Assistons-nous en France comme en Belgique à la fin du socialisme politique tel que né à la fin du 19e siècle ?
La situation du parti socialiste français diffère bien sûr fondamentalement de son alter ego belge. Chez nos voisins, malgré des scandales çà et là, c’est plus l’usure du pouvoir, l’inanition du quinquennat Hollande et le surgissement du phénomène Macron qui précipitent sa disparition.
La gauche française opère une mue, elle ne disparaît pas. Le PS hexagonal a « simplement » été siphonné par Jean-Luc Mélenchon et à sa droite par La République En Marche (REM).
On assiste à l’avènement tant espéré d’une gauche à l’Américaine, qui accepte, comme en Grande-Bretagne et en Allemagne, l’économie de marché et vire définitivement sa cuti marxiste. Le télévangéliste libéral-social Macron est le Justin Trudeau français, avec davantage de fond tant littéraire, culturel qu’économique.

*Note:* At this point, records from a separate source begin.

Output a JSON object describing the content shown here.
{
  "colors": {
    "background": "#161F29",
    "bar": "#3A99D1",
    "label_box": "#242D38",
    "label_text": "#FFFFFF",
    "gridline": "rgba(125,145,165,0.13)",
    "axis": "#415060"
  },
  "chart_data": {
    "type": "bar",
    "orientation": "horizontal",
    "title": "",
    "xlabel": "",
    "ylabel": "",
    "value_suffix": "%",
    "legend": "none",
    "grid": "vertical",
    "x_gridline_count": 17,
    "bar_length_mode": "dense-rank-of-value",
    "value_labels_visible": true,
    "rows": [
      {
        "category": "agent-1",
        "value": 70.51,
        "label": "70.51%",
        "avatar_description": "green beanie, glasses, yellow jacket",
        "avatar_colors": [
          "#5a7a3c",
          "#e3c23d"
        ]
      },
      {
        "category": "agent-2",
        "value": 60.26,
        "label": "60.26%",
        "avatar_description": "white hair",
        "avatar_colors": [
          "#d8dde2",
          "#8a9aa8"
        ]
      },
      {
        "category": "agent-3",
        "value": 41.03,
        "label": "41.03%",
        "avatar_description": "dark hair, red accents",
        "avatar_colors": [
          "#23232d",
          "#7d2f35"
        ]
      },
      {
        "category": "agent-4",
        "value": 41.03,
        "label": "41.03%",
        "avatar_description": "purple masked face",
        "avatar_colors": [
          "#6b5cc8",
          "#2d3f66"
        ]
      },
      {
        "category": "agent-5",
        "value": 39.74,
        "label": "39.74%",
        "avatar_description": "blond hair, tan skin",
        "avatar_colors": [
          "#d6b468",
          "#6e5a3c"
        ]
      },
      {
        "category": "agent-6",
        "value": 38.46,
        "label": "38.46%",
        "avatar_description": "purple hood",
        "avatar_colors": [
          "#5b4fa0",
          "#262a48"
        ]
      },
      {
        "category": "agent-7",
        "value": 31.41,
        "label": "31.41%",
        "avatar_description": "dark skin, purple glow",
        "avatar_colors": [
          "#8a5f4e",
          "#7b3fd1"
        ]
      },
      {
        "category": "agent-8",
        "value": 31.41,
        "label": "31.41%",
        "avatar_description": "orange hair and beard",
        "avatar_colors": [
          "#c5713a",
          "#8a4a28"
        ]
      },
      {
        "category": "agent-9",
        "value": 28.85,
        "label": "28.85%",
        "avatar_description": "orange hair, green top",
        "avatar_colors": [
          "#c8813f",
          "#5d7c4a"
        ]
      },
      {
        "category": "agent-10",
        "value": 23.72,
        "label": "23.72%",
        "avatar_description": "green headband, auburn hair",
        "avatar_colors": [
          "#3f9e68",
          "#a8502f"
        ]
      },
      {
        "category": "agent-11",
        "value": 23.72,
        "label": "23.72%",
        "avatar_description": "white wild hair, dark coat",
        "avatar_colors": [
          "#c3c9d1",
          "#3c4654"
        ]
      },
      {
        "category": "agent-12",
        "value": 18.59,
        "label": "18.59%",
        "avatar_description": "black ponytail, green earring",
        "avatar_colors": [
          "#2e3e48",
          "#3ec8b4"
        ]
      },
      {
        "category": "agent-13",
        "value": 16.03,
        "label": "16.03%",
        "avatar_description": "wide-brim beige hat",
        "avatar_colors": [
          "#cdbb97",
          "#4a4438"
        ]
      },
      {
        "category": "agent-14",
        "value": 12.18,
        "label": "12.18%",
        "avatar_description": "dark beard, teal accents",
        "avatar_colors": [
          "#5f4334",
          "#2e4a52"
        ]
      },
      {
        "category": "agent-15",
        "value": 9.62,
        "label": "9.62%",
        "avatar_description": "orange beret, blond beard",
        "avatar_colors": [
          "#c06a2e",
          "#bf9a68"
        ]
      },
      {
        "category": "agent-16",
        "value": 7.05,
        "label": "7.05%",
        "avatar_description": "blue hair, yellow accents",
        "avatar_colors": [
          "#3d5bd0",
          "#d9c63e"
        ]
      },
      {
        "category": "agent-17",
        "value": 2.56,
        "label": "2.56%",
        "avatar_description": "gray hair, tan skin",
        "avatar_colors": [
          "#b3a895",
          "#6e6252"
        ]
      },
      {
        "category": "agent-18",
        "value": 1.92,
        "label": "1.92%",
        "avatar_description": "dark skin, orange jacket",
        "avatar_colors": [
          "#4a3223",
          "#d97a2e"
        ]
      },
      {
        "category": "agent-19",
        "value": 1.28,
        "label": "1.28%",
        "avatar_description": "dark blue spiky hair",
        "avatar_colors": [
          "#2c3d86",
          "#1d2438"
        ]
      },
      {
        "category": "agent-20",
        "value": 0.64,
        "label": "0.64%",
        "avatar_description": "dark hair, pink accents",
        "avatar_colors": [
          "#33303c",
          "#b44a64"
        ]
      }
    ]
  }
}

Ces jours-ci, n’importe quel chien avec un chapeau sous les couleurs de la REM peut être élu, comme en témoigne la différence de traitement entre deux anciennes ministres de François Hollande, Pascale Boistard, sèchement battue dans la Somme sous la bannière PS et Barbara Pompili sous le drapeau de la REM réalisant le très bon score de 40,7% au premier tour des Législatives.
Peu importe que Michel Onfray (contre qui le nouveau président a décidé de créer une cellule riposte car il prend lui et Zemmour trop de place dans le récit national) y voit une vague de désespoir plutôt que d’espoir : ni l’incompétence (Colboc), ni l’estompement de la norme (Ferrand), ni le fait d’avoir écrit un livre décrivant les manières de frauder la sécu (Schiappa), n’est sanctionné lorsqu’on est un « marcheur ». La mer Rouge s’ouvre devant Macron qui a dévoré le parti socialiste du haut de son jeunisme dans une Assemblée nationale où il ne fait pas bon avoir plus de 50 ans. C’est Mitterrand, 30 ans plus tôt, qui faisait subir au parti communiste la même étreinte du boa.
En Belgique, ce sont davantage les affaires qui tirent notre PS vers le bas bien qu’elles soient liées aussi à l’usure du pouvoir et à la manière de l’exercer.
Après celles qui frappèrent Van Cau à Charleroi en 2005, Il fallait être naïf pour croire que les autres grosses fédérations socialistes aient pu être épargnées. A Liège comme à Bruxelles, les parvenus se sont accrochés. Comme le disait avec une certaine candeur José Happart lors du scandale de ses indemnités de départ, le clientélisme est une des mamelles du PS qui ne peut vivre sans. Nonobstant un nombre substantiel de socialistes honnêtes et idéalistes qui le composent, le PS a donc attisé les braises de son indispensable combustible : se servir dans le secteur public là où un Armand De Decker se sert dans le secteur privé. On a même parlé à propos d’Yvan Mayeur du complexe de l’assistant social dans un PS dominé par les technocrates bardés de diplôme. Circonstance aggravante : à chaque fois (énergie, télédistribution, hôpitaux, samu social), ce sont in fine les sans-grades -ceux qu’on prétendait protéger – qu’on plume.
Aujourd’hui, on pourrait croire que la question de la disparition pure et simple du PS belge ne se pose pas tant ses assises et ses ramifications sont ancrées dans la sociologie de la Fédération Wallonie-Bruxelles.
Mais sur sa gauche, le siphon du PTB, du haut de sa virginité démocratique qui lui dispute son idéologie totalitaire, ouvre grande sa bouche.
Si d’aventure, les designers d’un En Marche! belge arrivaient à leurs fins, il pourrait arriver au PS belge la même mésaventure que son équivalent français. Le PTB et En Marche ! se partageraient, à babord et à tribord, ses oripeaux. Verrait-on un Paul Magnette ou un Rudy Demotte s’y arrimer ?
Le phénomène est d’autant plus à tenir à l’oeil pour les socialistes francophones que le vent de renouveau qui balaie l’Union européenne fondatrice sanctionne tout autant l’ancienne gauche que les conservateurs (Les Républicains, Theresa May) et les populistes (Marine Le Pen et même Geert Wilders).
L’agonie naissante de ces droites-là reste un mystère tant les problématiques qui les nourrissaient (terrorisme, communautarisme, insécurité, relégation, chômage) sont plus présentes que jamais. Peut-être les électeurs continuent de penser que ces partis posent les bonnes questions mais n’apportent aucune réponse ? A moins que ce ne soit la personnalité caractérielle et anxiogène de certains de leurs dirigeants ? Leur présence, elle-aussi, ininterrompue à la télé depuis des décennies ?
Quoi qu’il en soit, le grand nettoyage a commencé.